Despite being an app, you can still do a lot, including withdrawing money, paying your bills, getting loans, paying with your phone, and earning points. If you prefer, you can apply for a Visa debit card for a physical card.

PayPay has a partnership with PayForex, which has multiple support languages for overseas remittance.

  • Overseas remittance fee: Fees vary by currency but can be as low as 0 yen—PayForex's remittance calculator.

  • Withdrawal fees: Free for first deposit and withdrawal. Afterward, a withdrawal of 30,000 yen or more is 0 yen. Anything less will cost 165 yen for major ATMs.

  • Monthly maintenance fee: None

Frequently asked questions

What should I consider when choosing the best bank for foreigners in Japan?

When selecting a bank in Japan, consider factors such as accessibility (branch locations and ATMs), English language support, online banking services, fees, international wire transfers, account opening requirements for foreigners, and overall customer service.

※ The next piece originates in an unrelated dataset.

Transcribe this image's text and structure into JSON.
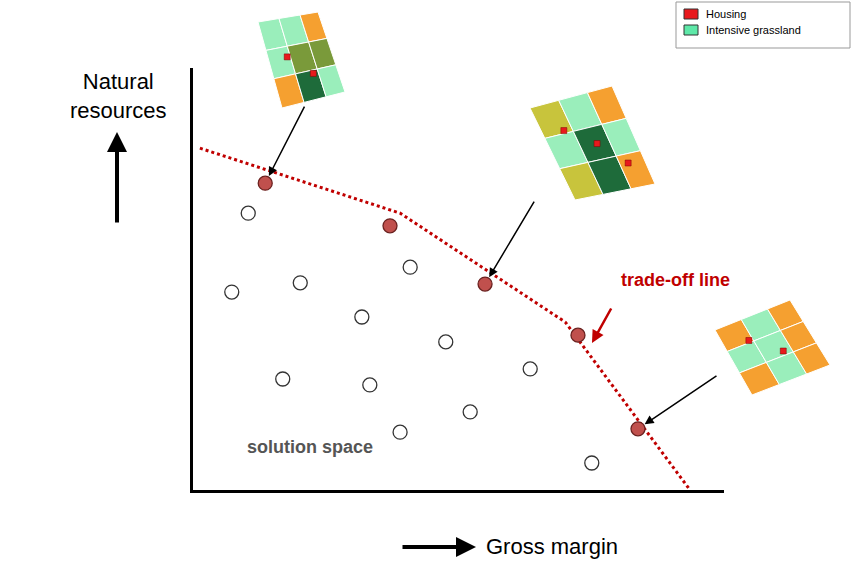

Which banks in Japan provide English language support for foreigners?

Several banks in Japan offer English language support, including Shinsei Bank, Sony Bank, and SMBC Trust Bank. These banks have English-speaking staff and provide English-language services for account openings, inquiries, and online banking.

Are there any banks in Japan that have dedicated services for foreigners?

Certain banks in Japan cater specifically to foreigners' needs. For example, Shinsei Bank and Sony Bank are known for their services designed to meet the needs of foreign residents and expatriates. They often offer multilingual support, international money transfers, and specialized services for non-Japanese customers.

Which banks in Japan have a wide ATM network for easy access?

Japan Post Bank has one of the largest ATM networks in Japan, with ATMs available at post office locations throughout the country.

What are the fees associated with banking in Japan?

The fees vary among banks in Japan. Common fees may include account maintenance, ATM withdrawal, wire transfer, and foreign currency exchange fees. Review the fee schedules of different banks and compare them to find the one that best suits you.

Can foreigners open a bank account in Japan?

Foreigners can open bank accounts in Japan. However, the account opening requirements may vary among banks. Generally, you must provide identification documents, such as your passport and residence card, and proof of address in Japan. Some banks may have additional requirements or restrictions, so contacting the bank directly to confirm the necessary documents and procedures is advisable.

Can I make international wire transfers from a bank in Japan?

Most banks in Japan offer international wire transfer services. However, it's essential to inquire about the fees, exchange rates, and processing times associated with international transfers. Some banks may have specific requirements for initiating international wire transfers, such as additional documentation or online banking registration.

Are there any online banking options available for foreigners in Japan?

Many banks in Japan provide online banking services that are accessible to foreigners. These services allow you to check account balances, pay bills, complete transfers, and manage your accounts online. When choosing a bank, consider the functionality and user-friendliness of its online banking platform.

Japan Post Bank is often recommended for foreign students or temporary residents in Japan. It offers relatively simple account opening procedures and a wide ATM network. Additionally, Shinsei Bank and Citibank Japan are known for providing services tailored to the needs of foreigners, including students and temporary residents.

Can I receive customer support in English at banks in Japan?

While not all banks in Japan provide customer support in English, several banks, such as Shinsei Bank, offer English-language support for customer inquiries. This includes assistance with account-related matters, general banking inquiries, and guidance for non-Japanese customers.

Closing thoughts

There you have it—banks in Japan that don't require you to know how to type in Japanese! Requirements and policies surrounding Japanese bank accounts for foreign residents change intermittently.

Please refer to each bank’s official site directly to confirm whether you are eligible for opening an account and what you need to prepare for the procedure.